Multitrade customized prefabrication of hospital components is not exactly old hat in Europe. But it is not new, either. But that’s no surprise: When it comes to innovation, Europe leads and the U.S. follows. However, just because something has been done in Europe doesn’t mean it is easy to accomplish here.
Marty Corrado, project executive for field operations in Skanska USA Building Inc.’s Nashville office, knows this better than most contractors. He went out on a limb to bring multitrade prefab to a Dayton, Ohio, hospital project in what is considered the most ambitious effort to date in the U.S.
“There has to be a better way to build our buildings,” says Corrado, who describes himself as someone who likes “to push people to ‘work outside the box’ ” and not always fall back on old routines.
After careful study of Skanska’s multitrade prefab operation in London, Corrado set up a prefab operation in a rented warehouse in Dayton so workers could build 178 identical patient rooms and 120 overhead corridor utility racks. The components ultimately were trucked to and lifted by crane onto the 484,000-sq-ft Miami Valley Hospital Southeast Hospital Addition.

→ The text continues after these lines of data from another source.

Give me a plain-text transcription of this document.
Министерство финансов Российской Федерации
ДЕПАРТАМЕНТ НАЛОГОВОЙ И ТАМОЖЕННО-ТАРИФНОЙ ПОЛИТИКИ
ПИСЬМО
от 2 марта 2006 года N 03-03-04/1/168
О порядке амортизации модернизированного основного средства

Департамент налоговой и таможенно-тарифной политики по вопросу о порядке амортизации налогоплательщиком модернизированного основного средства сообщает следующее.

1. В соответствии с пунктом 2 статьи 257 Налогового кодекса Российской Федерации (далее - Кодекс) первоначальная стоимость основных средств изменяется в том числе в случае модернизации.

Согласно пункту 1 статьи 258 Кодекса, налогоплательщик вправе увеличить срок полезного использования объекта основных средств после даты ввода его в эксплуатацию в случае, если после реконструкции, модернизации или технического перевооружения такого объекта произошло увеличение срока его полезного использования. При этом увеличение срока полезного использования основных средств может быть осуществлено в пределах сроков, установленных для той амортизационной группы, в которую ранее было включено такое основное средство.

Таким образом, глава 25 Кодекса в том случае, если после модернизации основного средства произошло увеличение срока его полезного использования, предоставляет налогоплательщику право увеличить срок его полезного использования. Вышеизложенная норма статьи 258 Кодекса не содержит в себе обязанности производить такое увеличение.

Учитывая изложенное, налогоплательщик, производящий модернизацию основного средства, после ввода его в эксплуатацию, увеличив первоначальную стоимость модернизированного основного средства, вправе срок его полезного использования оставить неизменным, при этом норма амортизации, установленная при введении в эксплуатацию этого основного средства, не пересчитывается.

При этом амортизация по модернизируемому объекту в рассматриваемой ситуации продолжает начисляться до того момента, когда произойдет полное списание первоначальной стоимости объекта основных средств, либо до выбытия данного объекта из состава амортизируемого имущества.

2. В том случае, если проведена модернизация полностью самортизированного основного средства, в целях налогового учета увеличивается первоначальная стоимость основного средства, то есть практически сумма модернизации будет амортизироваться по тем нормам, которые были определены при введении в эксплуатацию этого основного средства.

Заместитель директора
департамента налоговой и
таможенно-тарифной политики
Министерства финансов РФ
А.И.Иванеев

Multitrade prefab has all the upside of single-trade prefab: a controlled environment, increased worker safety and increased productivity. The approach also eliminates turf battles among the trades, who collaborate on the order of things, and it minimizes waste.
But multitrade prefab changes a project’s rhythm. For example, certain design decisions had to be accelerated several months, says Tim Fishking, a principal in the Columbus, Ohio, office of architect NBBJ.

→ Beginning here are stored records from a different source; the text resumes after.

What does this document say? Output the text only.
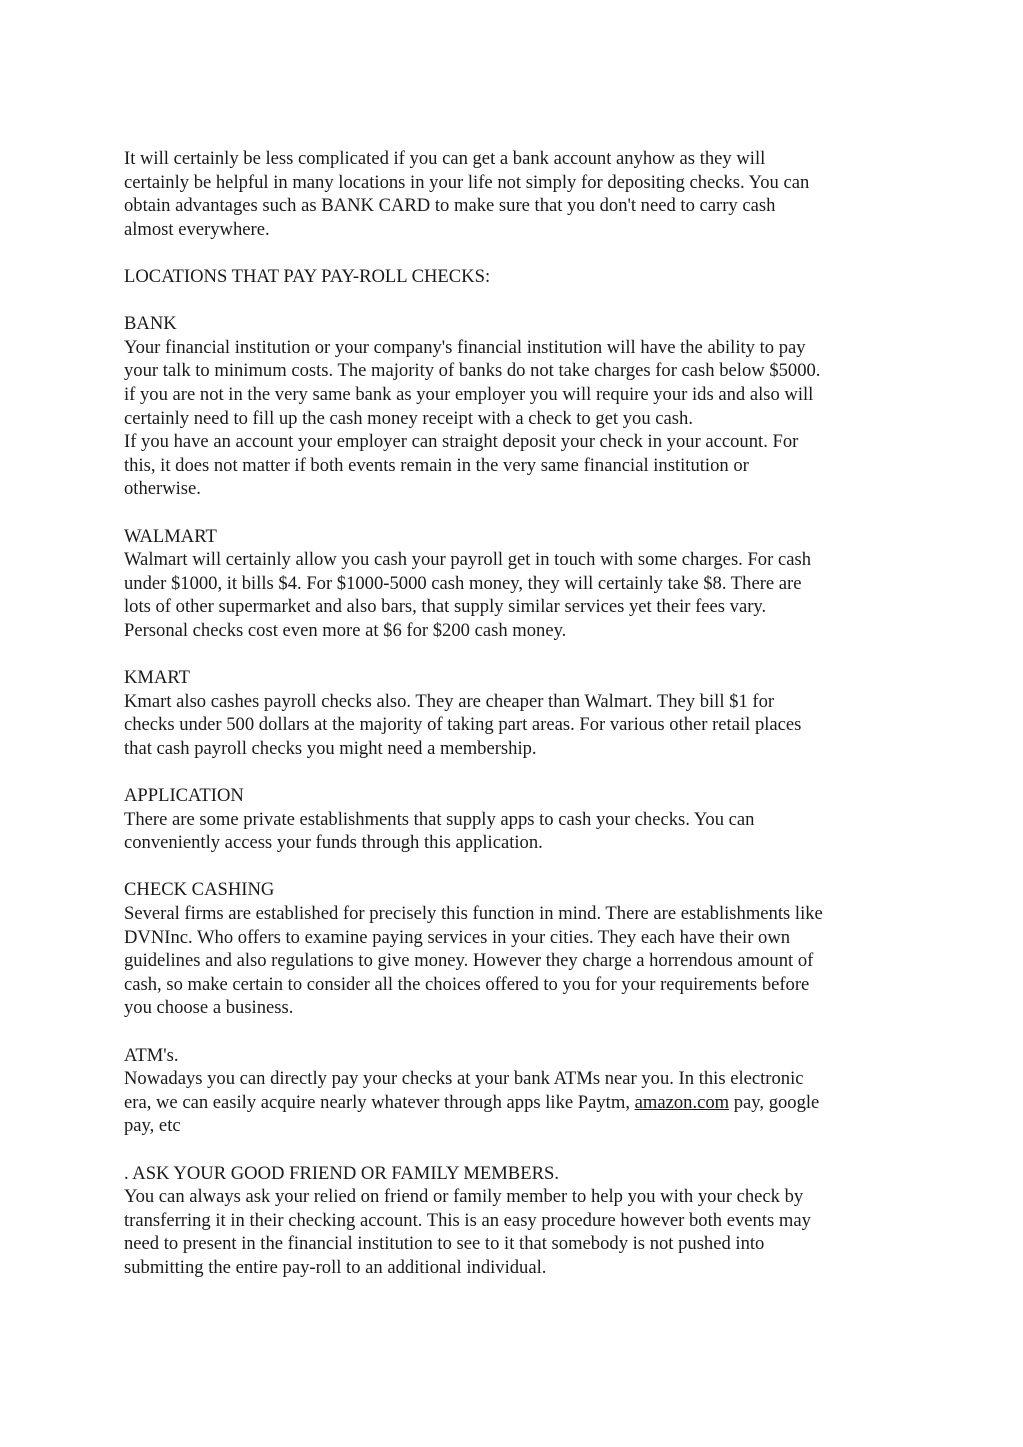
It will certainly be less complicated if you can get a bank account anyhow as they will
certainly be helpful in many locations in your life not simply for depositing checks. You can
obtain advantages such as BANK CARD to make sure that you don't need to carry cash
almost everywhere.

LOCATIONS THAT PAY PAY-ROLL CHECKS:

BANK

Your financial institution or your company's financial institution will have the ability to pay
your talk to minimum costs. The majority of banks do not take charges for cash below $5000.
if you are not in the very same bank as your employer you will require your ids and also will
certainly need to fill up the cash money receipt with a check to get you cash.

If you have an account your employer can straight deposit your check in your account. For
this, it does not matter if both events remain in the very same financial institution or
otherwise.

WALMART

Walmart will certainly allow you cash your payroll get in touch with some charges. For cash
under $1000, it bills $4. For $1000-5000 cash money, they will certainly take $8. There are
lots of other supermarket and also bars, that supply similar services yet their fees vary.
Personal checks cost even more at $6 for $200 cash money.

KMART

Kmart also cashes payroll checks also. They are cheaper than Walmart. They bill $1 for
checks under 500 dollars at the majority of taking part areas. For various other retail places
that cash payroll checks you might need a membership.

APPLICATION

There are some private establishments that supply apps to cash your checks. You can
conveniently access your funds through this application.

CHECK CASHING

Several firms are established for precisely this function in mind. There are establishments like
DVNInc. Who offers to examine paying services in your cities. They each have their own
guidelines and also regulations to give money. However they charge a horrendous amount of
cash, so make certain to consider all the choices offered to you for your requirements before
you choose a business.

ATM's.

Nowadays you can directly pay your checks at your bank ATMs near you. In this electronic
era, we can easily acquire nearly whatever through apps like Paytm, amazon.com pay, google
pay, etc

. ASK YOUR GOOD FRIEND OR FAMILY MEMBERS.

You can always ask your relied on friend or family member to help you with your check by
transferring it in their checking account. This is an easy procedure however both events may
need to present in the financial institution to see to it that somebody is not pushed into
submitting the entire pay-roll to an additional individual.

That’s why for multitrade prefab to succeed, full-team collaboration and a make-it-happen attitude is a must, says Brian Braaksma, president of the job’s Columbus-based consulting engineer, Korda. He adds that he is so supportive of the process he wishes the multitrade prefab idea had been his.
In the end, Corrado’s strategy cut more than two months off the schedule and 1% to 2% off the cost of the 12-story hospital, which opened in December.
Corrado thinks the approach is going to spread like wildfire. “This is going to revamp the entire hospital delivery process as we know it,” he says.
Skanska already is using the process on two more hospitals: one in Miami, Fla., and one in Western Virginia. But Corrado has set his sights beyond medical centers. “We are now evaluating every project we pursue to determine how the multitrade prefab approach will fit,” he says.
Thanks to initial resistance to the idea, Corrado says he often felt like a cat with a long tail in a room full of rocking chairs. But the naysayers inspired him to prove them wrong. “It is fun to make something work when almost everyone around you is telling you it won’t,” he says.
“Marty has always been a risk taker,” says his father, Vince Corrado, chairman of the board of Shook Construction, Dayton. The MVH project was a joint venture of Skanska and Shook.
The elder Corrado counts his son’s skills as a communicator and listener and his great sense of humor as keys to the operation’s success. “Marty was able to bring together both union and non-union tradespeople for the common good of the project,” he says.